I wouldn't use Dojo as a framework personally but still, it has MVC, etc.  And showed how JS can be elegant and maintainable and fund to code in.  These frameworks show the power of JS.  Ok, ok for those of you who must have a T-Shirt that says "JS sucks", again, don't be so naive.  Yes it's a bit of a pain to debug but try out a framework, you'll find JS can actually be decent even though it's not a typed language.  That's where you need to again open your eyes and install tools like Webstorm, IntelliJ, etc. that have super rich intellisense that will drastically change how you debug and code in JS and make a lot of the chores an d pains of coding in this language melt away.

Remember, jQuery is not a framework, it's a JS Library, those are 2 completely different things with different purposes and uses, but both can be used together of course to create powerful websites.  jQuery can live on top of a JS framework Views to provide additional functionality, but it doesn't provide an MVC framework, stuff like Angular and other serious JS Frameworks provide you.

Don't get me wrong, we'll still be looking to add a ton more casts around .NET technology but we're also looking for casts on a slew of other code subjects outside MS as well now.

OS X Mavericks

One of the first things I missed form Windows (I am running Windows 8 dual on this Macbook Pro BTW) was OneNote because I put a ton of information and notes about code as I come across stuff I want to revisit or have handy, errors I've come across and how I resolved them, family and personal info, you name it.

One of the first wins after venturing around in the Mac OSX was I found out that OneNote is FREE through the app store which rocks.

After installing OneNote, I was ready to rock and roll because now I could document and create screen shots of stuff for both blogging and just for remember wtf I did in my journey to recoding this great site.

Second, being a Mac OS n00b, I noticed that Ctrl + C is not a shortcut in the MacOS for copy.   Not to mention you scroll in the opposite direction in the Mac OS in order to go up and down compared to what I'm used to in Windows.

Third, I wanted to get a pic off my DimeCasts twitter page to put in this blog post.  In windows 8, all I had to do was to use the OneNote very handy screen capture tool that lets you drag and select an area of your screen and then puts that into your clipboard for you...very convenient.  I thought to myself hmm, where is their image editor and how can I copy full or partial parts of my screen to the clipboard?
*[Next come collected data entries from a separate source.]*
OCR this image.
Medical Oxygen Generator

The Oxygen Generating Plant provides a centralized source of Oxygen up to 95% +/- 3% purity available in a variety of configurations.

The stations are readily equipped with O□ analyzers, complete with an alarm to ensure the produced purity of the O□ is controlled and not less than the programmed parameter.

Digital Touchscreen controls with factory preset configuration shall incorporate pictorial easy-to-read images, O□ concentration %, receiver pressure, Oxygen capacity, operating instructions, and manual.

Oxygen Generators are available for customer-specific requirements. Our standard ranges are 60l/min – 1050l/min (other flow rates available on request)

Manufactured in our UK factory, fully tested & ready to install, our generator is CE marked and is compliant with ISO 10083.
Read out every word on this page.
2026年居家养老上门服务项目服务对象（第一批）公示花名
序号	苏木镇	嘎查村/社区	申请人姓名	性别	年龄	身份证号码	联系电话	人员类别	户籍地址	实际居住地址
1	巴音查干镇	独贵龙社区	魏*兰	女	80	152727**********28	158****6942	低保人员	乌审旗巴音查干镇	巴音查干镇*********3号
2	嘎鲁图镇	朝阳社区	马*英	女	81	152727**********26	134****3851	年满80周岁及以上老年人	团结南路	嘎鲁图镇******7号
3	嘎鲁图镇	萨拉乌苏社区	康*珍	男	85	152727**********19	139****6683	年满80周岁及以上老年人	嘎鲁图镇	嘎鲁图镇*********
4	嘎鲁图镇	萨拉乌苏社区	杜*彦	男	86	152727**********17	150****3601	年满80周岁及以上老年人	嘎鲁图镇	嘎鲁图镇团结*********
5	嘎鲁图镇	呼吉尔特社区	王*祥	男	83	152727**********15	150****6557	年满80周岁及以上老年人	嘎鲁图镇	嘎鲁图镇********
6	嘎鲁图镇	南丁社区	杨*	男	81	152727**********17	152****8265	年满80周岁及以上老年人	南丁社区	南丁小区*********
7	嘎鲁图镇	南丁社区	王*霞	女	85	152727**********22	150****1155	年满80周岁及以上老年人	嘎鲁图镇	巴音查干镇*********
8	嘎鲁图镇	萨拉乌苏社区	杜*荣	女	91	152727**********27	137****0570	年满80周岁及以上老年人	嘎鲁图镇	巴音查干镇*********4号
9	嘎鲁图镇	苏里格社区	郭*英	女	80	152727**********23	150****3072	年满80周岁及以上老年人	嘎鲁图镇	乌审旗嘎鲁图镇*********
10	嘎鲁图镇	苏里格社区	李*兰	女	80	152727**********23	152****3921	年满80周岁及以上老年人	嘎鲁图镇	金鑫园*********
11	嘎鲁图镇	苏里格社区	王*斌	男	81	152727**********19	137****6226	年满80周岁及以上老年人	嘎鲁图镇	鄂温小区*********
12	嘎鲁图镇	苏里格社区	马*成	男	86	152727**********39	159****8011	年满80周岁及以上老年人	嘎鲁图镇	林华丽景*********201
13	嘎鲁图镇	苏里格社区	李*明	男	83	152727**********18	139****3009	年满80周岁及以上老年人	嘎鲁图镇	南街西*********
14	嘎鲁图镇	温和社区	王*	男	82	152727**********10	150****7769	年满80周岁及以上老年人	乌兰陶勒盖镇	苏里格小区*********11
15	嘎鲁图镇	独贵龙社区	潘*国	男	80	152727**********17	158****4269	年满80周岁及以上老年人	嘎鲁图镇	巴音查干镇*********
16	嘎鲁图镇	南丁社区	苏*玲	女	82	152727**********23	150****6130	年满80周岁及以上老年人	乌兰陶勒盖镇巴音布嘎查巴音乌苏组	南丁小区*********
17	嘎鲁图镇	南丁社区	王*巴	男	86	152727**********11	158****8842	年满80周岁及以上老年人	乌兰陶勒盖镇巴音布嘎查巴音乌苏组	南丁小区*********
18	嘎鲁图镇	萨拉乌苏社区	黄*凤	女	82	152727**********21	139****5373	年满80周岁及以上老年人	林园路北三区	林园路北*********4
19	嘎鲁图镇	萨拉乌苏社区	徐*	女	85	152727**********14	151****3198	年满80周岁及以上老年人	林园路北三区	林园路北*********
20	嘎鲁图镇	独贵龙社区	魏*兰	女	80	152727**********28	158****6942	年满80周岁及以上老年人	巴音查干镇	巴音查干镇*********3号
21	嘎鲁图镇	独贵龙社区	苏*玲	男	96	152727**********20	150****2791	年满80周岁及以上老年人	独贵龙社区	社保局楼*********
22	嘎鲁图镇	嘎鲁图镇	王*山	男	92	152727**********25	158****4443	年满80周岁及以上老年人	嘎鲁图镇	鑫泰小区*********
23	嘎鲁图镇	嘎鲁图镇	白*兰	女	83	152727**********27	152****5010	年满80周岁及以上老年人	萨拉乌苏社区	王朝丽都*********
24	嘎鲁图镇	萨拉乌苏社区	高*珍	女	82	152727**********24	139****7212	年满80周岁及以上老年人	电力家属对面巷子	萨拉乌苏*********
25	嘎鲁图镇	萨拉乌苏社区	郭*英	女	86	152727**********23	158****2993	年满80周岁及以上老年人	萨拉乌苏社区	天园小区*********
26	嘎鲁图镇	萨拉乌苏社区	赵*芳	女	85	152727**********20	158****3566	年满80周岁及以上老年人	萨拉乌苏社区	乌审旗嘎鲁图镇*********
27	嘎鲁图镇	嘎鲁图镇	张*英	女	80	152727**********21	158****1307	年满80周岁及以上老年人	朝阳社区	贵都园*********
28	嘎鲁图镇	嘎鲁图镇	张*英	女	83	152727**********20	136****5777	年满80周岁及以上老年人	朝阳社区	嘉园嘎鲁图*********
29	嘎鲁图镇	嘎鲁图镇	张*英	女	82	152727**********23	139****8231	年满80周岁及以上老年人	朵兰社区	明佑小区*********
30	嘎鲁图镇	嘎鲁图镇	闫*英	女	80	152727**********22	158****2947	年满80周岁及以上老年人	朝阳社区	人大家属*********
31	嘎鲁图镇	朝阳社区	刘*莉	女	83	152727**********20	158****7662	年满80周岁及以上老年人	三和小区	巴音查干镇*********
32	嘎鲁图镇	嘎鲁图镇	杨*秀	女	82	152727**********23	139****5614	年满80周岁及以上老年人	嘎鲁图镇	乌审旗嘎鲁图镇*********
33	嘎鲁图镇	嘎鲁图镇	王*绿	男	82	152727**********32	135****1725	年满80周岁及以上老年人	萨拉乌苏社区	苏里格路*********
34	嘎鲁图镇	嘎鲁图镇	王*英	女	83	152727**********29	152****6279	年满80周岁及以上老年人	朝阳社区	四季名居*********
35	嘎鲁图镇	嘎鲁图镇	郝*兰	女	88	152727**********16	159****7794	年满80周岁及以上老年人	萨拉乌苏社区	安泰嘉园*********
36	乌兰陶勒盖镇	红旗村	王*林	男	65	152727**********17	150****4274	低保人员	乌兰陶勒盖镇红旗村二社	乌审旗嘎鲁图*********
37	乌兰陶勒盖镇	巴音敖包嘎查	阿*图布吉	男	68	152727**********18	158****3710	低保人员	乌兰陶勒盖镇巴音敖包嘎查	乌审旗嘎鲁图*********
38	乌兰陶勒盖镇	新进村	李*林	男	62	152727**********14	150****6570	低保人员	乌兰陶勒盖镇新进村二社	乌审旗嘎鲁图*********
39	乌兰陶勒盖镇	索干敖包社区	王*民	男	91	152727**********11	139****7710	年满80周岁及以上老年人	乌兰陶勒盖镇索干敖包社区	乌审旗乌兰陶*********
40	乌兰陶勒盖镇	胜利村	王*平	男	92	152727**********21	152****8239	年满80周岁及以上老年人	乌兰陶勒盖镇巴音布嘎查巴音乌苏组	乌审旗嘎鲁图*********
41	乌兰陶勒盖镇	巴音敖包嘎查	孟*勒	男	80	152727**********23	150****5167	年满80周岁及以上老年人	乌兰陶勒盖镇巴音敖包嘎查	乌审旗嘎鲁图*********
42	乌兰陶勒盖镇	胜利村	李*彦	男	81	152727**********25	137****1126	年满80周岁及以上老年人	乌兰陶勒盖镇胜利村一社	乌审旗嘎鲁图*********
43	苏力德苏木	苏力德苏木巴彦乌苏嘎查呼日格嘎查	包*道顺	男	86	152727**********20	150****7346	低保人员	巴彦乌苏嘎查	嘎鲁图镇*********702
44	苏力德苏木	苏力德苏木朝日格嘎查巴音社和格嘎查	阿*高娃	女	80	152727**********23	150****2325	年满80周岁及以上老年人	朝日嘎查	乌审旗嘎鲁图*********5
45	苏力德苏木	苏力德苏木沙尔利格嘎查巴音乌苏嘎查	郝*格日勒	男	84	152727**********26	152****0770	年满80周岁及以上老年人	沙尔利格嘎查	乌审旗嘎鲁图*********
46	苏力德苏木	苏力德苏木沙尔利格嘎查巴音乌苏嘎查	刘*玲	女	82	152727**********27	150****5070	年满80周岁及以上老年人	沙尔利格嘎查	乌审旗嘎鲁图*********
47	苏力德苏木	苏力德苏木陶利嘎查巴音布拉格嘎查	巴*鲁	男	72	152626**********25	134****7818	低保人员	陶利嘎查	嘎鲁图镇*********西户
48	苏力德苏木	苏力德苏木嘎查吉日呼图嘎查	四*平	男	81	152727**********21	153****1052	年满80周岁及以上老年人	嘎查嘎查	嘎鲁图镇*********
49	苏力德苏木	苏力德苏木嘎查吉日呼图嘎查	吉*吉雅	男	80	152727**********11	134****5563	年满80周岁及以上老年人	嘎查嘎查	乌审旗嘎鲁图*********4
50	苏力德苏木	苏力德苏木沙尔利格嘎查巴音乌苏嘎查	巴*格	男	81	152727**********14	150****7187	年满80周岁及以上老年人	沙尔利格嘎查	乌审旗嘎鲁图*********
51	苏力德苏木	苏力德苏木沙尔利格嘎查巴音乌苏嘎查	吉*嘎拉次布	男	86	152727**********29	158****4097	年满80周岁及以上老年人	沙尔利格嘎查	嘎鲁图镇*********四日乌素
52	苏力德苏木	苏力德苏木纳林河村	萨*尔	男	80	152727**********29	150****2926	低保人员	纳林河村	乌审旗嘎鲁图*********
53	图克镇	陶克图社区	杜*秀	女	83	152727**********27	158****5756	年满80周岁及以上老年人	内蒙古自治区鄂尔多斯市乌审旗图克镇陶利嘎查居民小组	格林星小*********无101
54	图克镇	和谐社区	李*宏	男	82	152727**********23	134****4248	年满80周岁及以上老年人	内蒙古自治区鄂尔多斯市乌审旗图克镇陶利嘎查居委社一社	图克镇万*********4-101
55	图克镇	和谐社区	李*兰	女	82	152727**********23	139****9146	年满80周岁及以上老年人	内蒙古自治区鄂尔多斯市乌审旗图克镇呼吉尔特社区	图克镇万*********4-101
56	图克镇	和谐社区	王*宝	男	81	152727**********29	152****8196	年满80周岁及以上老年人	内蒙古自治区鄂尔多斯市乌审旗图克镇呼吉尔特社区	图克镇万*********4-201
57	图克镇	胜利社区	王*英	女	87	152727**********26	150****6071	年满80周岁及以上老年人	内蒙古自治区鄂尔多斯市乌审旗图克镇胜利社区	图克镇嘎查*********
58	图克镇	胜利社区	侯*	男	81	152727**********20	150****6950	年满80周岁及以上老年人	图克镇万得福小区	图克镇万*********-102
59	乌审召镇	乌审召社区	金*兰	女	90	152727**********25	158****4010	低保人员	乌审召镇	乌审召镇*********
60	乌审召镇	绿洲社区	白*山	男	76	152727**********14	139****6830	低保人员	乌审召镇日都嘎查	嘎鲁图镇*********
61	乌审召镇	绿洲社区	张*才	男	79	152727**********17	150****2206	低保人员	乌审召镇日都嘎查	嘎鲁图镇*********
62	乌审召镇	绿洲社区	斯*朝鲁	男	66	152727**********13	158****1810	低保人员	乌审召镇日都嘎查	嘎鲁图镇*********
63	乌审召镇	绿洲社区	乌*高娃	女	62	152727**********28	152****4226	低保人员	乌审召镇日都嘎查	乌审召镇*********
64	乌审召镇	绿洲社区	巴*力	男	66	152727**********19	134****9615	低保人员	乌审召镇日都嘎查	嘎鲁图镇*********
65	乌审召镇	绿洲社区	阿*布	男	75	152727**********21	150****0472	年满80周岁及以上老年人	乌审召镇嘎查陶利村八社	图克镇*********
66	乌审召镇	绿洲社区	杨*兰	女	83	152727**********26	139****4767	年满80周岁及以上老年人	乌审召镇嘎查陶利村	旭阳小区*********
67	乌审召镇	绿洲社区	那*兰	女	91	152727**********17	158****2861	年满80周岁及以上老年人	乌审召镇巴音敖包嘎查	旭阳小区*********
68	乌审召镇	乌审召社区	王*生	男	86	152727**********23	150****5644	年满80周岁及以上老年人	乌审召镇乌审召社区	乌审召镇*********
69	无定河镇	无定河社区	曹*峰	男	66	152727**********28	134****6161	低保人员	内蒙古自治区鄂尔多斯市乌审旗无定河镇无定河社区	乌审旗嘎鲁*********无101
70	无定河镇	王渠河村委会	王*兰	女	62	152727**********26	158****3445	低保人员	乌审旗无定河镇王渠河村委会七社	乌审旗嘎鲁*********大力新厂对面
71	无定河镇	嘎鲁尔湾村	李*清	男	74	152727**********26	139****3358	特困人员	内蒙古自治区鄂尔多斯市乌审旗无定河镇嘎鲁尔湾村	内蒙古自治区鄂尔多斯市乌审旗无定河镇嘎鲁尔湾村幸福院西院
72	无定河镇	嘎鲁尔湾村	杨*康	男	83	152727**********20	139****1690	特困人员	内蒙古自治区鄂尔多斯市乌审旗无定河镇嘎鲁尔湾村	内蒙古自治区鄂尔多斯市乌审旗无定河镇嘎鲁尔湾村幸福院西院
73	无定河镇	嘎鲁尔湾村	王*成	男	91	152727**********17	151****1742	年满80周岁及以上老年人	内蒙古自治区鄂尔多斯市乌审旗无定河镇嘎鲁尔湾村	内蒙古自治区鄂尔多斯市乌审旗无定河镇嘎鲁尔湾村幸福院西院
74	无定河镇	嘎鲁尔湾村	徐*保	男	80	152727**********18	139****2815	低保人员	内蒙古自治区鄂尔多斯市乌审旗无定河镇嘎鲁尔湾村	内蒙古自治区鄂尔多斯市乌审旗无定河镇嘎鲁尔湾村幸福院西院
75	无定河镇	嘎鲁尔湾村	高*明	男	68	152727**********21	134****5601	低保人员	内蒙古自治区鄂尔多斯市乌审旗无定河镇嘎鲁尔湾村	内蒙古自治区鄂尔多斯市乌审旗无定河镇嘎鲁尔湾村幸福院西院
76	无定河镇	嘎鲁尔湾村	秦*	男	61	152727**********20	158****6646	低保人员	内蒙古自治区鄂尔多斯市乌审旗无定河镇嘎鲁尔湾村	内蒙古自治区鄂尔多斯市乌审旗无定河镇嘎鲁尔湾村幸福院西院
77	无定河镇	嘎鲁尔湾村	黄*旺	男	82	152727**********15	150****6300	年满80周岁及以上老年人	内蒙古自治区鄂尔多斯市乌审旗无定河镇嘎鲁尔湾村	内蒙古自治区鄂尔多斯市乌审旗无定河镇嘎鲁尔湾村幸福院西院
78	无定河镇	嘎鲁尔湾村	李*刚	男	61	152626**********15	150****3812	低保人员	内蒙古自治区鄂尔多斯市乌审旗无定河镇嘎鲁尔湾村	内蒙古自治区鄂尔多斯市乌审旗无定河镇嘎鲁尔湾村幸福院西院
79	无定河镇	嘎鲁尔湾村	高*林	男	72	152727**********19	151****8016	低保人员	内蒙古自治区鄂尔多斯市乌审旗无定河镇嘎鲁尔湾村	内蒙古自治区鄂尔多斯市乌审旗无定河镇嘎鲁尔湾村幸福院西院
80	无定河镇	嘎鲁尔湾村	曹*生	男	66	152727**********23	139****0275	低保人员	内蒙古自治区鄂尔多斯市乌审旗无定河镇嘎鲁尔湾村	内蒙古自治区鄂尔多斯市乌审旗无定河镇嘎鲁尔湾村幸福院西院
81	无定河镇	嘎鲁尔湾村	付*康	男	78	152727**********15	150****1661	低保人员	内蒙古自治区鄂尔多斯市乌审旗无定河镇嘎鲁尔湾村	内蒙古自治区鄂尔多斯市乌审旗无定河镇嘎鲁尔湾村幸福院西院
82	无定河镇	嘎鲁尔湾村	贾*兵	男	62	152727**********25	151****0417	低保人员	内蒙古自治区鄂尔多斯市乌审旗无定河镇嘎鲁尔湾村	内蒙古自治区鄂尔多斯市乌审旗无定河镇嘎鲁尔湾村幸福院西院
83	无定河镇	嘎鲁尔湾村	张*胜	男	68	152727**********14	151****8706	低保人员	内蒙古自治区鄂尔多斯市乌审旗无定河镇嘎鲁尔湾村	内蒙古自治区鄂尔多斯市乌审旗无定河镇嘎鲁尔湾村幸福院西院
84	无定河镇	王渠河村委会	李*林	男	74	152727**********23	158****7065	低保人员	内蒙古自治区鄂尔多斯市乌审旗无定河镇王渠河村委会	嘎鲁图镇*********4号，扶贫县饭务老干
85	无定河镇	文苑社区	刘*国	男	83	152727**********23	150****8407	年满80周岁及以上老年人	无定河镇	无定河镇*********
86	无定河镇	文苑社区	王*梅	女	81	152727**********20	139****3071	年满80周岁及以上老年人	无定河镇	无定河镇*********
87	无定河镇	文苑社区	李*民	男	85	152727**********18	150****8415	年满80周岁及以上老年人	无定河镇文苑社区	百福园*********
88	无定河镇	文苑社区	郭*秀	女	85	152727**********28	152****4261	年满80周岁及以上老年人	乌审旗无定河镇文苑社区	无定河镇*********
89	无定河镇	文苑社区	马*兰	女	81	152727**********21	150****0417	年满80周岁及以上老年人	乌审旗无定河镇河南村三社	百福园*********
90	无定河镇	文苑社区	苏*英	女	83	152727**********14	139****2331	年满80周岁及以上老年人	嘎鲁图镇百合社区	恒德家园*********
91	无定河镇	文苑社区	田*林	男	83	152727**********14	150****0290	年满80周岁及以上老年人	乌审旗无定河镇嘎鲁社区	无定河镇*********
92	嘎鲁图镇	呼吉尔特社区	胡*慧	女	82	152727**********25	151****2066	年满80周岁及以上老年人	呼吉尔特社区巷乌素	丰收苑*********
TBH, other than of course resorting to searching the net, there was nothing in the apps or utilities list in the OS that yelled out at me as "Hey I'm an Image Editor!"....or "hey you can use me to capture parts or your entire screen".  I didn't even know how to print screen in the Mac OS.  So I started to get to know the Mac OS Maverick Shortcuts.  And then how would I get that image from my clipboard and into a file so that I could work with it in a graphic editing program?  And I quickly found out by doing a search that Preview is the default image viewer & editor in the Mac OS for image editing.

So far, other than finding an image editor and how to work with the clipboard and screen capture, the journey has been smooth.